31 мая, Вознесение. Утром долго, но напрасно ожидали прихода священника для совершения службы; все были заняты по церквам. Днем нас почему-то не выпустили в сад. Пришел Авдеев и долго разговаривал с Евгением Сергеевичем (Боткиным). По его словам, он и Областной Совет опасаются выступлений анархистов и поэтому, может быть, нам предстоит скорый отъезд, вероятно – в Москву! Он просил подготовиться к отбытию. Немедленно начали укладываться, но тихо, чтобы не привлекать внимания чинов караула, по особой просьбе Авдеева. Около 11 часов вечера он вернулся и сказал, что еще останемся несколько дней. Поэтому и на 1 июня мы остались по-бивачному, ничего не раскладывая. После ужина Авдеев, слегка навеселе, объявил Боткину, что анархисты схвачены и что опасность миновала и наш отъезд отменен! После всех приготовлений даже скучно стало.

21 июня, четверг. Сегодня произошла смена комендантов – во время обеда пришли Белобородов и другие и объявил, что вместо Авдеева назначается тот, которого мы принимали за доктора – Юровский. Днем до чая он с своим помощником составляли опись золотым вещам – нашим и детей; большую часть (кольца, браслеты и прочие) они взяли с собой. Объяснили тем, что случилась неприятная история в нашем доме, упомянули о пропаже наших предметов. Так что убеждение, о котором я писал 28 мая, подтвердились. Жаль Авдеева, но он виноват в том, что не удержал своих людей от воровства из сундуков в сарае.

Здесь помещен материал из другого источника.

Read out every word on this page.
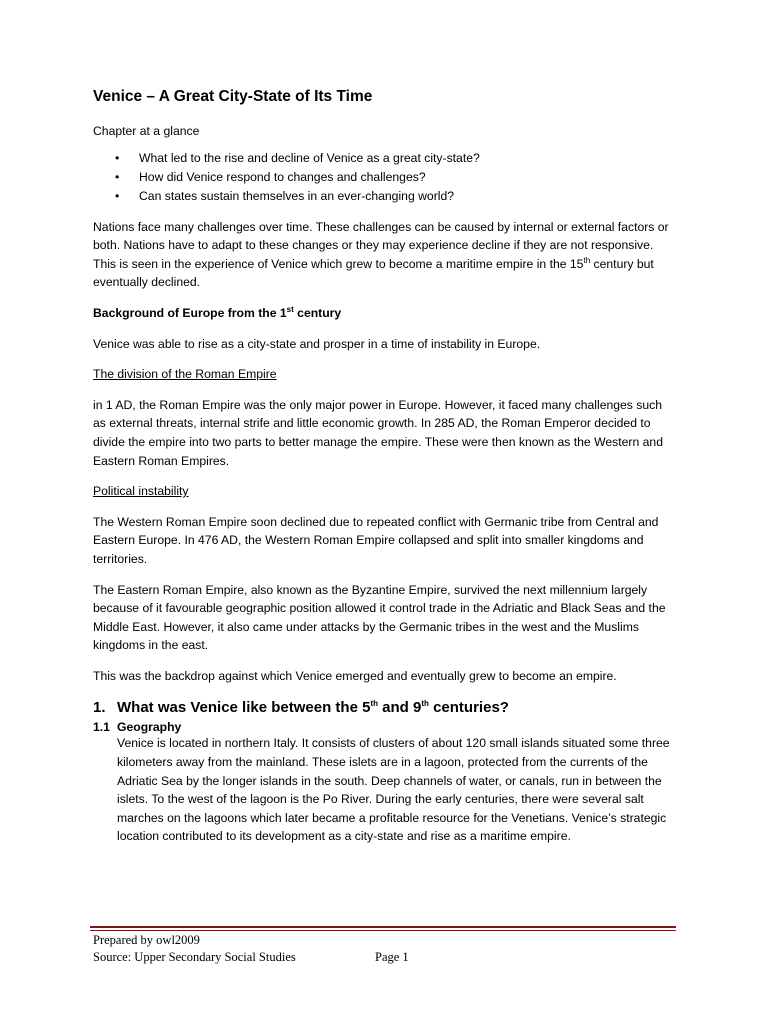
Venice – A Great City-State of Its Time

Chapter at a glance

• What led to the rise and decline of Venice as a great city-state?
• How did Venice respond to changes and challenges?
• Can states sustain themselves in an ever-changing world?

Nations face many challenges over time. These challenges can be caused by internal or external factors or both. Nations have to adapt to these changes or they may experience decline if they are not responsive. This is seen in the experience of Venice which grew to become a maritime empire in the 15th century but eventually declined.

Background of Europe from the 1st century

Venice was able to rise as a city-state and prosper in a time of instability in Europe.

The division of the Roman Empire

in 1 AD, the Roman Empire was the only major power in Europe. However, it faced many challenges such as external threats, internal strife and little economic growth. In 285 AD, the Roman Emperor decided to divide the empire into two parts to better manage the empire. These were then known as the Western and Eastern Roman Empires.

Political instability

The Western Roman Empire soon declined due to repeated conflict with Germanic tribe from Central and Eastern Europe. In 476 AD, the Western Roman Empire collapsed and split into smaller kingdoms and territories.

The Eastern Roman Empire, also known as the Byzantine Empire, survived the next millennium largely because of it favourable geographic position allowed it control trade in the Adriatic and Black Seas and the Middle East. However, it also came under attacks by the Germanic tribes in the west and the Muslims kingdoms in the east.

This was the backdrop against which Venice emerged and eventually grew to become an empire.

1. What was Venice like between the 5th and 9th centuries?
1.1 Geography

Venice is located in northern Italy. It consists of clusters of about 120 small islands situated some three kilometers away from the mainland. These islets are in a lagoon, protected from the currents of the Adriatic Sea by the longer islands in the south. Deep channels of water, or canals, run in between the islets. To the west of the lagoon is the Po River. During the early centuries, there were several salt marches on the lagoons which later became a profitable resource for the Venetians. Venice’s strategic location contributed to its development as a city-state and rise as a maritime empire.

Prepared by owl2009
Source: Upper Secondary Social Studies	Page 1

23 июня, суббота. Вчера комендант Юровский принес ящичек со всеми взятыми драгоценностями, просил проверить содержимое и при нас запечатал его, оставив у нас на хранение. Юровский и его помощник начинают понимать, какого рода люди окружали и охраняли нас, обворовывая нас. Не говоря об имуществе – они даже удерживали себе большую часть из приносимых припасов из женского монастыря. Только теперь, после новой перемены, мы узнали об этом, потому что все количество провизии стало попадать на кухню.

30 июня, суббота. Алексей принял первую ванну после Тобольска; колено его поправляется, но совершенно разогнуть его он не может. Погода теплая и приятная. Вестей извне никаких не имеем.

Это последняя запись в дневнике императора Николая II. Ранее, в период с 8 по 22 августа 1917 года он в своем дневнике описывал прогулки по рекам Иртышу и Тоболу, по городу Тобольску, пока им не запретили гулять в лесу и по берегам рек. Писал о болезнях детей, погоде и какие книги он читает. В дневнике была описана жизнь в Тобольске после 22 августа 1917 года, а также жизнь в Екатеринбурге с 17 апреля 1918 года.

Источник: сборник «Воспоминания, дневники, письма», Москва, изд. «Современник», 1990 год, стр.485-583.

В ночь с 16 на 17 июля 1918 года в доме Ипатьева император Николай II, 50 лет; его жена Александра Федоровна, 46 лет; дочери – Ольга, 22 года; Татьяна, 21 год; Мария, 19 лет; Анастасия, 17 лет и сын Алексей, 13 лет, были расстреляны. Вместе с ними были расстреляны: лейб-медик Евгений Сергеевич Боткин, 53 года; повар Иван Харитонов, 48 лет; лакей Алексей Трупп, 61 год и горничная Анна Демидова, 40 лет.